Nello Mainolfi: Yes. Thanks, Chris. So I mean, this is front and center of what we do here at Kymera. I think our work with STAT6 and the ability to select patients with TH2 inflammation that in a way, although it’s — obviously something that comes with the mechanism, it’s one of the few examples of targeted therapy in immunology. As you know, the example with DUPIXENT in eosinophilic asthma and COPD are just an example of how you can actually now prospectively select patients for this population. I’ll address one more and then I’ll let Jared comment also what we do in terms of patient selection. But on the brain on the CNS angle. I think we and others, I would say, have demonstrated extensively that degraders can access the CNS compartment.
We have internal examples, several internal examples that we’ve shown preclinically. So I don’t — we — the choice of going into CNS indications will be driven by the mechanism, the opportunity, the — again, the unmet need and led by capability or the ability of the technology. Jared, do you want to comment a bit on, generally on target side?

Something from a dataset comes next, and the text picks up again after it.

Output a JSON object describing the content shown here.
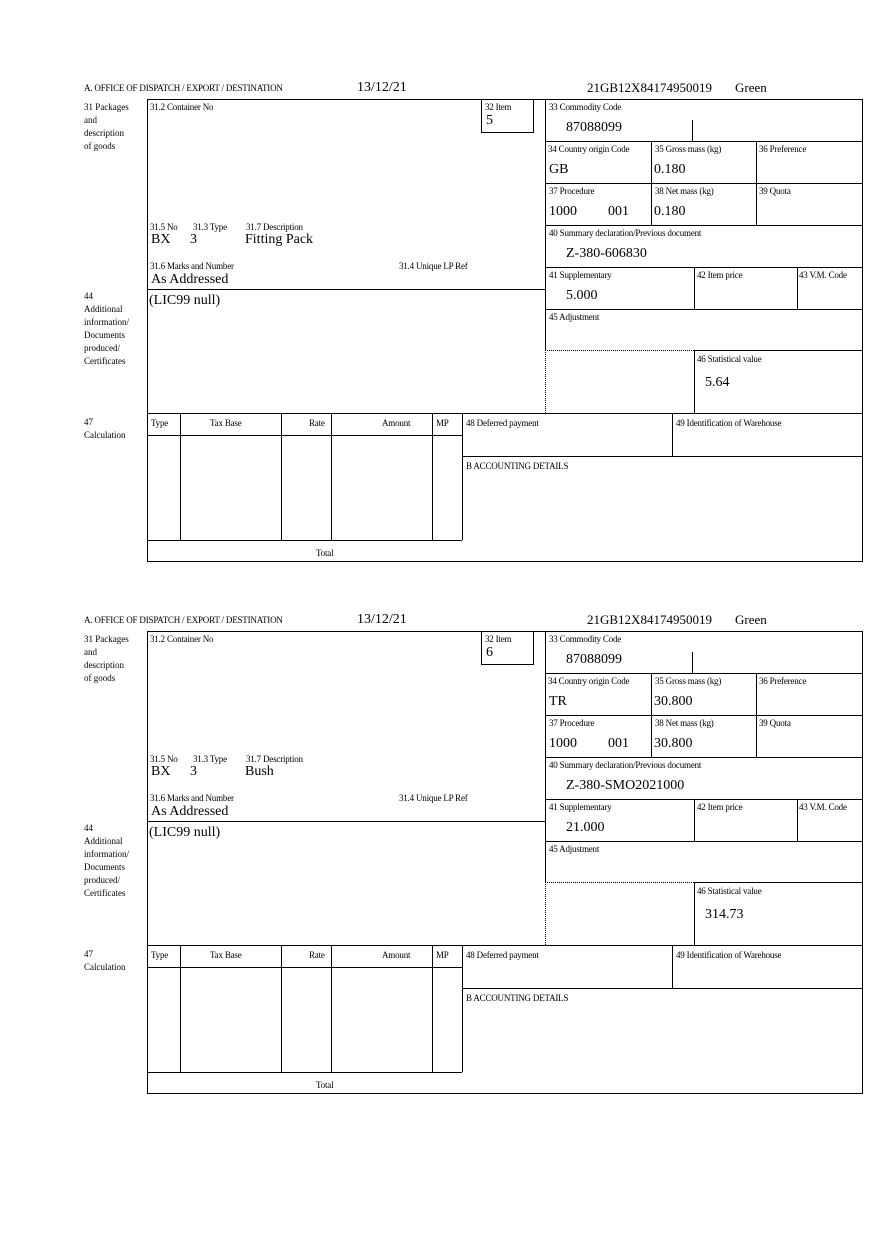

Jared Gollob: Maybe in terms of on the patient selection sort of question, is applied to IRAK4 and the STAT6 and I think the TYK2 as well. I think it’s a very important question, but I think it’s also important to emphasize that our expectations regarding the activity of these oral degraders is that we should not have to narrow the patient population upfront in order to be competitive. If we are as active as upstream biologics, we believe that these drugs could be approved and used upfront for very broad populations of patients across these very large indications for STAT6 and IRAK4 and TYK2. With that being said, we are building in to our studies. We did this with IRAK4 and certainly, we’re doing this with STAT6 and TYK2. To extensive pharmacodynamic assays in Phase I and Phase II that include proteomics and transcriptomics on blood and also, for example, on skin lesions for patients with skin diseases when they come on to our study, whether it be AD for STAT6 or psoriasis, potentially for TYK2.
That will allow us to retrospectively look at these various proteomic and transcriptomics profiles because that help us understand whether there are patient subsets that might be benefiting even to a greater extent than the broader population, and that might be important in helping us differentiate from other therapeutics. This concludes our question-and-answer session. I would like to turn the conference back over to Nello Mainolfi for any closing remarks.
Nello Mainolfi: Thank you. So I just want to thank everybody. Actually, we made it almost the 9:30. So maybe just to highlight the key news of today, one which we had shared a few weeks ago on the expansion of the 474 Phase II programs in both HS and AD. We’re very excited and thankful to Sanofi for their increased investment and confidence in the program. And then more recently, the news of today was they know we’re really, really close to initiating our Phase I study with KT-621 and especially, showing that we’ve completed all the IND-enabling studies with great safety profile. And so we’re really excited about updating you all next time on our progress towards our first in-human dose that should happen soon. So thanks again. We’re available with any follow-up today.
Operator: The conference has now concluded. Thank you for attending today’s presentation. You may now disconnect.